Last May after the US Senate's report on Apple's use of what were termed 'stateless' Irish companies, Ambassador Michael Collins sent a letter to Capitol Hill on behalf of the Irish government, stating that Ireland wasn't a tax haven.

Senator Carl Levin and Senator John McCain, responded to the Irish letter:

Most reasonable people would agree that negotiating special tax arrangements that allow companies to pay little or no income tax meets a common-sense definition of a tax haven."

So the key focus should be on tax haven activities and all but fools and the self-interested would deny that for example Switzerland is in this boat.

The OECD in 1998 defined the following features of tax havens: no or low taxes, lack of effective exchange of information, lack of transparency, and no requirement of substantial activity ('Harmful Tax Competition: An Emerging Global Issue').

However, Dutch letter box companies can operate within this definition and the Eaton Corporation with over 100,000 staff, can move its headquarters from the US to Ireland to avail of the low tax rate, and effectively become an Irish company but with no substantial activity in Ireland.

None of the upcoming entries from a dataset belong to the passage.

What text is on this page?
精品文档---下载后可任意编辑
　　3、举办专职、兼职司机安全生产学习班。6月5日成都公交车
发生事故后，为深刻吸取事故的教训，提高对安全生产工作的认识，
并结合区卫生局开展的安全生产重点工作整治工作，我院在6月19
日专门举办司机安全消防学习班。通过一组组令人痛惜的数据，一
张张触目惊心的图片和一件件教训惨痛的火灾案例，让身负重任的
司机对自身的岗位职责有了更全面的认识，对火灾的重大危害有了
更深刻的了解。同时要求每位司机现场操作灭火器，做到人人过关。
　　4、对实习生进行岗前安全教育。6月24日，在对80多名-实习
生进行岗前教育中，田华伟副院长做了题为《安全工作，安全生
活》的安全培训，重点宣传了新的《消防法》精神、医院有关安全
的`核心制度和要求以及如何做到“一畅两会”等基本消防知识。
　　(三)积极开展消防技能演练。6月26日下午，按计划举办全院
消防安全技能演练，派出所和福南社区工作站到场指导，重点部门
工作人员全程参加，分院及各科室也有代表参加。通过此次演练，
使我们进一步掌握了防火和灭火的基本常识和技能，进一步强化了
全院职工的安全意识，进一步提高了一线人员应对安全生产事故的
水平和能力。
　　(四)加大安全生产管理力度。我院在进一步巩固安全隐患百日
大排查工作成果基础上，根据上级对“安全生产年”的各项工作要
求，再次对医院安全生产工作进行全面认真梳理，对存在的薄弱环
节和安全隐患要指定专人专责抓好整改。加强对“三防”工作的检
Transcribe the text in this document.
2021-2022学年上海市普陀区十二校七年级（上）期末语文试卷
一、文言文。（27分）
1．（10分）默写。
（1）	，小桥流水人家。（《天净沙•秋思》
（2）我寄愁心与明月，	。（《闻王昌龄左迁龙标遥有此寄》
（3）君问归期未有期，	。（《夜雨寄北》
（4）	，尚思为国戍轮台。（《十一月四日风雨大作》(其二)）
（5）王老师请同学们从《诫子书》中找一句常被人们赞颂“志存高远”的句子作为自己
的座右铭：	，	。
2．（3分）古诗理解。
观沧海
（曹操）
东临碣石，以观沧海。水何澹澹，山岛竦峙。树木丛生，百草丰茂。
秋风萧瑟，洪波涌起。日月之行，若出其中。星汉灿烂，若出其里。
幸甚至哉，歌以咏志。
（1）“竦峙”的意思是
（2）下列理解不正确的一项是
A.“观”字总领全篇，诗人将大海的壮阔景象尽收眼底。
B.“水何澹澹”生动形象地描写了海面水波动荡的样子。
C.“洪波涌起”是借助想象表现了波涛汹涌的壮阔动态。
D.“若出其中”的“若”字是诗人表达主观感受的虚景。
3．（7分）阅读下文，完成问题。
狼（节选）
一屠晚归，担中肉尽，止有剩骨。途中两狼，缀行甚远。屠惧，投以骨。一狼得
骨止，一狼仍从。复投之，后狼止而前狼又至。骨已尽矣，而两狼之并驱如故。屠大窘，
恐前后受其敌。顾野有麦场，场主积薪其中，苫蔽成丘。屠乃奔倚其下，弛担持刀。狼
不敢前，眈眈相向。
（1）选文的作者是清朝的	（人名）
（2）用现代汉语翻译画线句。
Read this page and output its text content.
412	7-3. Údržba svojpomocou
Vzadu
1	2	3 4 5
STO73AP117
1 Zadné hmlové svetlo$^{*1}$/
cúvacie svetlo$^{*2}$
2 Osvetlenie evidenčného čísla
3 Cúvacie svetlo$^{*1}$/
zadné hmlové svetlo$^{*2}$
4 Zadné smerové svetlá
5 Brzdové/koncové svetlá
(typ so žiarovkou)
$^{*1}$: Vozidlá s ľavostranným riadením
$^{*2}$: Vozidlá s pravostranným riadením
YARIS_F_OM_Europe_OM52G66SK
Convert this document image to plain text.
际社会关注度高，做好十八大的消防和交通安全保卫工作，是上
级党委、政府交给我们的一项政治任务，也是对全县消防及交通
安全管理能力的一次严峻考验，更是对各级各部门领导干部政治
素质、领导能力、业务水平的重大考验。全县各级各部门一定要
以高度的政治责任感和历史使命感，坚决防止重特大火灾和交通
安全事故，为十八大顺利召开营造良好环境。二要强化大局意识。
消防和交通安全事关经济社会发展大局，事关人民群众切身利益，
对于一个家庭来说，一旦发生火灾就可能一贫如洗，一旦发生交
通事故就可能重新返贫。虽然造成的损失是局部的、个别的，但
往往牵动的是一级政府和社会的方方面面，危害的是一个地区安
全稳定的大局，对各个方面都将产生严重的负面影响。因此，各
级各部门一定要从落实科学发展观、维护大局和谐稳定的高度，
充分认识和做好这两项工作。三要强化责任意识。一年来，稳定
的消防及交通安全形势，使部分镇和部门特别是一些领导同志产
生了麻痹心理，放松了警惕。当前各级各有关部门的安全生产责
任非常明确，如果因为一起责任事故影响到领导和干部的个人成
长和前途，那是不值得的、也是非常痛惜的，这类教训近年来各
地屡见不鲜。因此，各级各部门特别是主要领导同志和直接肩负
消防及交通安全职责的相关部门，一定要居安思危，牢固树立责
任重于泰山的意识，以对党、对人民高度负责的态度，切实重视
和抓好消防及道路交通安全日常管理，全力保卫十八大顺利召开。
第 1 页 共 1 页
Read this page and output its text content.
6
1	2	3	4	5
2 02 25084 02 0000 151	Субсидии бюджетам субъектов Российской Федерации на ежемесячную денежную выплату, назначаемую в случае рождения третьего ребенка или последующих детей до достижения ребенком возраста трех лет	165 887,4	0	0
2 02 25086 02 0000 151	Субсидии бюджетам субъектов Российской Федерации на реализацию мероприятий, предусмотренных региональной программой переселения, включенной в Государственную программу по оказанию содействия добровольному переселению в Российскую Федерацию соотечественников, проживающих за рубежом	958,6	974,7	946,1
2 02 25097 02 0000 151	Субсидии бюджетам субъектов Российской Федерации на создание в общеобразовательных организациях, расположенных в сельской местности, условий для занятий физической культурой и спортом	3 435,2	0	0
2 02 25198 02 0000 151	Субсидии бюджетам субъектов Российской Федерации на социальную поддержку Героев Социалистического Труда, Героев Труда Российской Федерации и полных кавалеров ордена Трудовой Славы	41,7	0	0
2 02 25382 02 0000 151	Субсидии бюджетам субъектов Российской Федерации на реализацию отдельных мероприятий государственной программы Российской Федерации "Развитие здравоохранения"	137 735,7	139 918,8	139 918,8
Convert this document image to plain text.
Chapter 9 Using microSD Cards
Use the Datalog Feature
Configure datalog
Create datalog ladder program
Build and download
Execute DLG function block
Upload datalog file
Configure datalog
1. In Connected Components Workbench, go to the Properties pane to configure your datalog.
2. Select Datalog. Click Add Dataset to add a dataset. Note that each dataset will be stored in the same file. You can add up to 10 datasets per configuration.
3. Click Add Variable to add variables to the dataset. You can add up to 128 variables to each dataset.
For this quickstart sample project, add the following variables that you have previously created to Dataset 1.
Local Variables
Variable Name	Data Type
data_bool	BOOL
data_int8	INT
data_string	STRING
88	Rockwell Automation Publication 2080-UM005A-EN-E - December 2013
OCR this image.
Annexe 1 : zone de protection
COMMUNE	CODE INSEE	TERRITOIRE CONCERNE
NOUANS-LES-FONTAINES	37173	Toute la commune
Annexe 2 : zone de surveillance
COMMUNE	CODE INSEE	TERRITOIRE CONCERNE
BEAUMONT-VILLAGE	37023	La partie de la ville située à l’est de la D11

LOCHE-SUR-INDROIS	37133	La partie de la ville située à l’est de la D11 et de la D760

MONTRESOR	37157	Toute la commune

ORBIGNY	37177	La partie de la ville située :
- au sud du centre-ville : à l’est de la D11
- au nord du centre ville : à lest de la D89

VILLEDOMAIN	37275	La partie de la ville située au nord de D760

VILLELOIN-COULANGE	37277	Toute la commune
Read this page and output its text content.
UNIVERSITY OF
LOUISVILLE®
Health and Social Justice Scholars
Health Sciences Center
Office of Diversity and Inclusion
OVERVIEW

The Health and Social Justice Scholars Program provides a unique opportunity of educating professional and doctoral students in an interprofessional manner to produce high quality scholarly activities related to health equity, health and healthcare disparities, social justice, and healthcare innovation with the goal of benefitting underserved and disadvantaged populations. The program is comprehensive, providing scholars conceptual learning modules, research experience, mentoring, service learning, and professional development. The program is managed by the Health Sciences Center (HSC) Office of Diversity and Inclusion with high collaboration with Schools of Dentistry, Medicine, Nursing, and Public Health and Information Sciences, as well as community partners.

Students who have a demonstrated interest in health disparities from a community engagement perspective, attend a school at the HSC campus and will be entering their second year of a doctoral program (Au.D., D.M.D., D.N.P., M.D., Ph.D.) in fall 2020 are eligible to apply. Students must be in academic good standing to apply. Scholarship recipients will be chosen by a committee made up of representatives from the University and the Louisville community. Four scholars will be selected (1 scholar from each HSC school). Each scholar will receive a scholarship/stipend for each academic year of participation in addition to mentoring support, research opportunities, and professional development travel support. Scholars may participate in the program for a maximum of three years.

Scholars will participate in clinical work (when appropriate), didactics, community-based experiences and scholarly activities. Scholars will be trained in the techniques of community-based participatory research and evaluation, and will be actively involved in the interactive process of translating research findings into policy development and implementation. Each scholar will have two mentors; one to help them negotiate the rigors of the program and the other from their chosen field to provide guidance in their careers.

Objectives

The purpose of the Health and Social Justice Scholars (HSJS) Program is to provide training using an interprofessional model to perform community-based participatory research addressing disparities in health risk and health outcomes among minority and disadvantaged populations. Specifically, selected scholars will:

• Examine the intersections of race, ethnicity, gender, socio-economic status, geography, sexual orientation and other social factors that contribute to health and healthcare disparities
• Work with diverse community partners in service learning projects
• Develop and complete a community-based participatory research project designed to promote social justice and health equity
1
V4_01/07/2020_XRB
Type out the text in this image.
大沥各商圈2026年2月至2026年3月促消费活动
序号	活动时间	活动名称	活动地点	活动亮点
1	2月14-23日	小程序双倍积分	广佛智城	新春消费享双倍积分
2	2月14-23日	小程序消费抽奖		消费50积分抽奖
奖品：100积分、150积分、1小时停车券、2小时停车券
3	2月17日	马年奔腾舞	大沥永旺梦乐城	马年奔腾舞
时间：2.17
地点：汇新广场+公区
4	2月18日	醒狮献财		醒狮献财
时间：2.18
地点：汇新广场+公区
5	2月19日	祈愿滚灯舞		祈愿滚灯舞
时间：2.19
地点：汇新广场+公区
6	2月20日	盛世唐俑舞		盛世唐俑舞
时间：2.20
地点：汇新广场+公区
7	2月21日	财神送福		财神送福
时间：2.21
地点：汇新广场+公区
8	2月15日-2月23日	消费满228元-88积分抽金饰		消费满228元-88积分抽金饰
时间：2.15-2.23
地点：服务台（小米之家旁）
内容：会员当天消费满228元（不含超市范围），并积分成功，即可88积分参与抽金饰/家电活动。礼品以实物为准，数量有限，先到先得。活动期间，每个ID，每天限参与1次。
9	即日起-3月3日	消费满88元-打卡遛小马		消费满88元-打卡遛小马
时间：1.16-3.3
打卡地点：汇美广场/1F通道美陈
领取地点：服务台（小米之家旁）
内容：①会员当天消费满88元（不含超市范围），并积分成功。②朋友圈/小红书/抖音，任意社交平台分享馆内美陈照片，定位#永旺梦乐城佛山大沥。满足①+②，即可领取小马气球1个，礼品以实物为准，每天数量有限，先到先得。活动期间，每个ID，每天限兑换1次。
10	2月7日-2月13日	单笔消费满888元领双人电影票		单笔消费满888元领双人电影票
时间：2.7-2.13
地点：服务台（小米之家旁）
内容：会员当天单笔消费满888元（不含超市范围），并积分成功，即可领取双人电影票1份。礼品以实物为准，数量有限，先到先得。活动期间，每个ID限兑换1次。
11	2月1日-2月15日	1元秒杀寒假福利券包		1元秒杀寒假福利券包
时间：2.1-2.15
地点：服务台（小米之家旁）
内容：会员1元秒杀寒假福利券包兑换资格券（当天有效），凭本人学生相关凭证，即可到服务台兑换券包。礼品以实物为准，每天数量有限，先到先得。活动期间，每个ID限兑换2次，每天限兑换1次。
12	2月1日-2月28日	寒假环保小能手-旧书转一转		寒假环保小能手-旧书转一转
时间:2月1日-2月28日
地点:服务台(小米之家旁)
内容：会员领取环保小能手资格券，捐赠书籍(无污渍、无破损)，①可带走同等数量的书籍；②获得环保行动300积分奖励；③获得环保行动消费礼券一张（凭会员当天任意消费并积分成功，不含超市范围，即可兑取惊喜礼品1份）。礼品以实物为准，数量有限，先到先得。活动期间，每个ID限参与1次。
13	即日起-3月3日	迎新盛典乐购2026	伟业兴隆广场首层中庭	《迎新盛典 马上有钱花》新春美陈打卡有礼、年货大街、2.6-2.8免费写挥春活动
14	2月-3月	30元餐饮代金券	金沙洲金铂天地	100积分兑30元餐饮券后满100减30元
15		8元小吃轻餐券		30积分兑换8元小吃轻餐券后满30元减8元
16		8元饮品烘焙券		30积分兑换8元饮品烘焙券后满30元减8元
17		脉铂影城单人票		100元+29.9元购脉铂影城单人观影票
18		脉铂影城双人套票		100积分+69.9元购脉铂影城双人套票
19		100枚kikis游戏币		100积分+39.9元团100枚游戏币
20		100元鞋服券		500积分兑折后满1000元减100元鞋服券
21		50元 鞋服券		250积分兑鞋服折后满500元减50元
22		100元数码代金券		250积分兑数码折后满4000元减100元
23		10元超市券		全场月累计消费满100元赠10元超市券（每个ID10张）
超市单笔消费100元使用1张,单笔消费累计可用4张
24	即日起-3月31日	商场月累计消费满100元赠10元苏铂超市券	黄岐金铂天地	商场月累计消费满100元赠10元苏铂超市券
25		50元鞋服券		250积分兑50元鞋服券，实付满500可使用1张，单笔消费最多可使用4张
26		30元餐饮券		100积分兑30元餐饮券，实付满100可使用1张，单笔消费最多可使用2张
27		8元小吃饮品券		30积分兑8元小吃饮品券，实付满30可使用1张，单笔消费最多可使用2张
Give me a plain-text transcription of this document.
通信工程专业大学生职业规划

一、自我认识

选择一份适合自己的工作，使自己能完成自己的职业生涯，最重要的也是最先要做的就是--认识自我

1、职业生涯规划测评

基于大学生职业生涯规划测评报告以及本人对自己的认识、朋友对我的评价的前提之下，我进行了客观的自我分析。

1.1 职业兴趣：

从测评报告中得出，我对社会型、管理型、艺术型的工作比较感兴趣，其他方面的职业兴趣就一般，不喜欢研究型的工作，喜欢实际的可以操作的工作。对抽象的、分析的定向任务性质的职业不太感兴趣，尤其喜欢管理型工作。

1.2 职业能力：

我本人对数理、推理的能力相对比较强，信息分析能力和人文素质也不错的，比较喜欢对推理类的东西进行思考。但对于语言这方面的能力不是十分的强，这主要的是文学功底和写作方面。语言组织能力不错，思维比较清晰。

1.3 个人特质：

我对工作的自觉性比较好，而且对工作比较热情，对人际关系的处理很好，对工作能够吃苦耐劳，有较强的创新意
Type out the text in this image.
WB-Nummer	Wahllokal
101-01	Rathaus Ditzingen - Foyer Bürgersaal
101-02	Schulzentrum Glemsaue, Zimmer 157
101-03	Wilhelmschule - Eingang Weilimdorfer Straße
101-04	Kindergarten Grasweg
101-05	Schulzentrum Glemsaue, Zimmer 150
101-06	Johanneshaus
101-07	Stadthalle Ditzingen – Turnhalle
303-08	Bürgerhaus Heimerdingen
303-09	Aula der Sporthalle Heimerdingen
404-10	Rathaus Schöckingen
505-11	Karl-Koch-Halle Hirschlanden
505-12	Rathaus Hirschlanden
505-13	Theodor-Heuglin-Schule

The taoiseach and ministers have been using the term 'transparent' about the tax system in recent months but the claim is false.

Following a Wall Street Journal report in 2005 that two of Ireland's biggest companies by revenues were virtual companies operating from the office of a Dublin law firm, their owner Microsoft was advised to convert them to unlimited status to avoid filing accounts with the Irish Companies Office. Apple took the same route and the 2003/2004 financials were the last that were publicly available; Intel Ireland is a branch of a Cayman Island letterbox company and its Irish accounts are kept secret. Pfizer Ireland is a branch of a Dutch partnership and its Irish financials are not publicly available.

Feargal O'Rourke says:

What can be said with absolute certainty is that every company within the charge to Irish tax pays tax at 12.5% on their activities."

This is not the reality.

When Google books almost half its global revenues in Ireland, it uses intercompany charges to minimise net income before tax.  In 2010, Google Ireland's net income before tax as a ratio of revenues was 0.18% down from 0.60% in 2009.  In 2011, revenues were at €12.4bn and net income before tax was €24m. Tax on trading activities was €3m.

Google Inc.'s net income before tax ratio of revenues in 2009, 2010, 2011 was 36%, 37% and 31%.

In Microsoft's case, 1,914 employees in Ireland, Singapore and Puerto Rico from Microsoft’s total head count of 90,000, were responsible for 55% of 2011 profit before tax.

Microsoft’s Irish operating centres account for roughly 30% of the company’s global revenue, so the Irish entities contribute 30% of the cost of research and development to the global cost share pool. However, Microsoft Ireland Research (MIR) in Dublin only accounts for less than 1% of the company’s total R&D.

Feargal O'Rourke knows well that the Revenue is much more likely to audit a local firm compared with  the likes of Microsoft - - until this year the Revenue was unable to say if even one R&D tax credit claim was rejected in a decade.

US Bureau of Economic Analysis (BEA) data shows that in 2010, 98,500 Irish workers accounted for more sales than 598,000 in Germany ($324bn compared with $316bn) and German majority affiliates of US firms could only manage a net income/revenue ratio of 3% compared with 30% in Ireland.

The UK's 1.2m in US affiliates produced revenues of $682bn and net income of $87bn. Profitability per Irish worker was $970,300 and $72,500 in the UK.

Net income in Ireland jumped by 37%.

What profit shifting? What crisis?

...and Feargal O'Rourke puts his faith in transfer pricing rules! Perish the thought as our merchandise trade surplus vapourises! In services, intercompany charges are used to wipe out the surplus.